Trump might not have the same rhetoric talent as Woodrow Wilson, but he had the chance to succeed where his predecessor failed: a sort of independent Kurdistan. He wasted that chance and he will certainly pay dearly. A civil war between Kurds and Iraqi Arabs will provide more room for ISIS and Al Qaida to rise again and it will give Iran more leverage to play its sectarian game. The laughing third might be Turkey, who already wages war against its own Kurds in the south-eastern part of the country.


In the previous centuries, secession came through revolution. Revolution is always accompanied by violence. There is always the issue how much support the rebels have. Although this has been the modus operandi of the 19th century, in the 21st century this is no longer acceptable.
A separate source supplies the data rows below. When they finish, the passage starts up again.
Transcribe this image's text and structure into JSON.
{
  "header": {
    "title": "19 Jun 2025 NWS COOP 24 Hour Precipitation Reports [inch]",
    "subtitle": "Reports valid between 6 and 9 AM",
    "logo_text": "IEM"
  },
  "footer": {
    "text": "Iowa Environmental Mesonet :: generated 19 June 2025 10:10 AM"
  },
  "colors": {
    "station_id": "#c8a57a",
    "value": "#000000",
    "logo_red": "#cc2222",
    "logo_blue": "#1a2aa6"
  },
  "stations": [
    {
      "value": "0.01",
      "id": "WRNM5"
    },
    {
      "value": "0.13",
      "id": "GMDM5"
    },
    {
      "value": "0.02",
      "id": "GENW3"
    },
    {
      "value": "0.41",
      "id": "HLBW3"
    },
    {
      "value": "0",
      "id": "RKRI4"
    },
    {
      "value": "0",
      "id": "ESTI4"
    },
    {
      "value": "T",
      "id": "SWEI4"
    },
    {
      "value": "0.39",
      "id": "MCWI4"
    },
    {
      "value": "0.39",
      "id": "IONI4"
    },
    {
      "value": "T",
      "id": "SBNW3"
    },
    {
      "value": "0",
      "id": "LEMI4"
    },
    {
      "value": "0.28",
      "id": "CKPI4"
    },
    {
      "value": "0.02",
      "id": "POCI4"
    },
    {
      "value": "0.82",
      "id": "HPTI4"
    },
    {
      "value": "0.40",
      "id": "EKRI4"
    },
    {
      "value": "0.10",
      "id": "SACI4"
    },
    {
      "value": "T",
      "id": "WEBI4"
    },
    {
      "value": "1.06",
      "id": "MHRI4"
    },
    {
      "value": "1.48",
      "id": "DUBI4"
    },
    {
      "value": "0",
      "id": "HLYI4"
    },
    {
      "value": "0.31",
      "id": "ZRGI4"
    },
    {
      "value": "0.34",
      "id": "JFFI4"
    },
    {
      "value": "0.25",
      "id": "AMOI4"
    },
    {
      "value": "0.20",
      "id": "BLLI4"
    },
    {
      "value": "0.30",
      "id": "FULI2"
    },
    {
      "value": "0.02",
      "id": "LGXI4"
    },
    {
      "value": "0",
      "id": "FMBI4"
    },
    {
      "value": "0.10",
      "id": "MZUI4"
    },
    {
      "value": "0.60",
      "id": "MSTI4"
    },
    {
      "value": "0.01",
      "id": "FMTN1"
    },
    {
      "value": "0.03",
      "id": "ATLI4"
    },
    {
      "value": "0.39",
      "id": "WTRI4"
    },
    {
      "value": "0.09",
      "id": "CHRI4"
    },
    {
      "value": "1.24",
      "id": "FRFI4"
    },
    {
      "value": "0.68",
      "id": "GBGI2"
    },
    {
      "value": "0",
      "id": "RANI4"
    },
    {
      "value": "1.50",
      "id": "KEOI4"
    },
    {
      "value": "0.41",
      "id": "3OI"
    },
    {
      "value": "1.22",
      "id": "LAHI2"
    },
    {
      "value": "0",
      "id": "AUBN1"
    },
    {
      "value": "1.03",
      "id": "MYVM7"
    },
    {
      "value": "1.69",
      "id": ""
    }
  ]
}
In both Catalonia and Iraqi Kurdistan, a referendum was held to determinate the support for independence. Although referenda are just one tool, it is the tool that gives the most legitimacy. This is the way how modern states should be formed.

However, independentists cannot do this without international support. Those who claim the moral high-ground such as the EU and the USA, should do more to support peaceful state-forming. They should not appease the bullying and the cynical games of other states. They can do this by pushing for a legal framework for separatists, a clear and democratic way on how states can be formed out of other states. Catalonia leads the way how this framework should look like.